$160M stolen from Wintermute in a recent DeFi hack
Evgeny Gaevoy, founder and CEO of Wintermute, has revealed that the business was hacked for $160 million.
Gaevoy tweeted on Tuesday that the market maker’s DeFi activities had resulted in a nine-figure loss. In addition, he said that the company’s centralized and over-the-counter services were unaffected. Assuring consumers that their money was secure, he said, “We are solvent with more than double [the amount stolen] in equity remaining.”
Gaevoy said that ninety distinct assets were taken. Two of these lost assets had a value between $1 million and $2.5 million. Each of the remaining 88 generated less than $1 million in revenue.
Wintermute is one of the main cryptocurrency market makers. It improves market efficiency by adding liquidity to both centralized and decentralized trading venues. In addition, it provides an over-the-counter service to wealthy individuals and institutional customers.

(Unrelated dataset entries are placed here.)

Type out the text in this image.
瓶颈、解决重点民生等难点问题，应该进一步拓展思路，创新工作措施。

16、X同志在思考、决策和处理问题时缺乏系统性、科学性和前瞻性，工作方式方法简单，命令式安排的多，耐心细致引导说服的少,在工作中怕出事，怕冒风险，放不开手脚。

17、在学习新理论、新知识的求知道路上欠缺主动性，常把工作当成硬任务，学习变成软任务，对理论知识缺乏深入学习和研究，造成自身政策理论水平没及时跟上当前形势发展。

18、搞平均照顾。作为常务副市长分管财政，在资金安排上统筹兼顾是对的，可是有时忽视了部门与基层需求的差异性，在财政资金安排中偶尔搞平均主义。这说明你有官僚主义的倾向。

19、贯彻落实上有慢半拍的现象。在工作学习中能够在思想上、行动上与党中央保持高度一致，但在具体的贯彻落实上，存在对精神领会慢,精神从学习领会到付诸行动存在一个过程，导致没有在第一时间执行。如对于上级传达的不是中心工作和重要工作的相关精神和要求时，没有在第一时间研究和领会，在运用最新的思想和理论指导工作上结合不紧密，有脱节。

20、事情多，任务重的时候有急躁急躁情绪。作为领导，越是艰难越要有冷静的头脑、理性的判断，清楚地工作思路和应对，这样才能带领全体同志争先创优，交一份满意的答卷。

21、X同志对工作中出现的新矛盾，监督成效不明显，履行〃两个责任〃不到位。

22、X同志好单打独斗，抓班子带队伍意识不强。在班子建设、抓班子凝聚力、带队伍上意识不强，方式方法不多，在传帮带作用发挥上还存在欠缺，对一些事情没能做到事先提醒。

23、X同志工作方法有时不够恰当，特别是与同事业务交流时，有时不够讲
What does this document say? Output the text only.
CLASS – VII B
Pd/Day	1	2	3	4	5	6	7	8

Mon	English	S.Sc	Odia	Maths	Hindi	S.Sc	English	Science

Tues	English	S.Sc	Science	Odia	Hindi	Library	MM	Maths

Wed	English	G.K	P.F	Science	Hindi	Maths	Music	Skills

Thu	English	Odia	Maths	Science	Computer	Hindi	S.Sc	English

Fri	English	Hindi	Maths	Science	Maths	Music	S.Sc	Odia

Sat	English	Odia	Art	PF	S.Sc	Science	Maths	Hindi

Information security director Mudit Gupta of Polygon tweeted and blogged about the incident early on Tuesday, speculating that it was “a hot wallet compromise.”
On-chain researcher zachxbt revealed the hacker’s wallet on Twitter, pointing to an Ethereum address that now houses digital assets valued at $163 million, according to Zapper statistics. Approximately 70% of the assets have been put to Curve Finance’s tricrypto pool, a common tactic among hackers who do not plan to return stolen cash (stablecoin issuers such as Circle and Tether cannot freeze funds once they are added to decentralized exchange liquidity pools).
Gaevoy concluded the notice of the breach by stating that the company would gladly accept the event as a white hat assault and inviting the hacker to come forward. After zachxbt revealed the address, other crypto users spoke with the attackers through on-chain chats.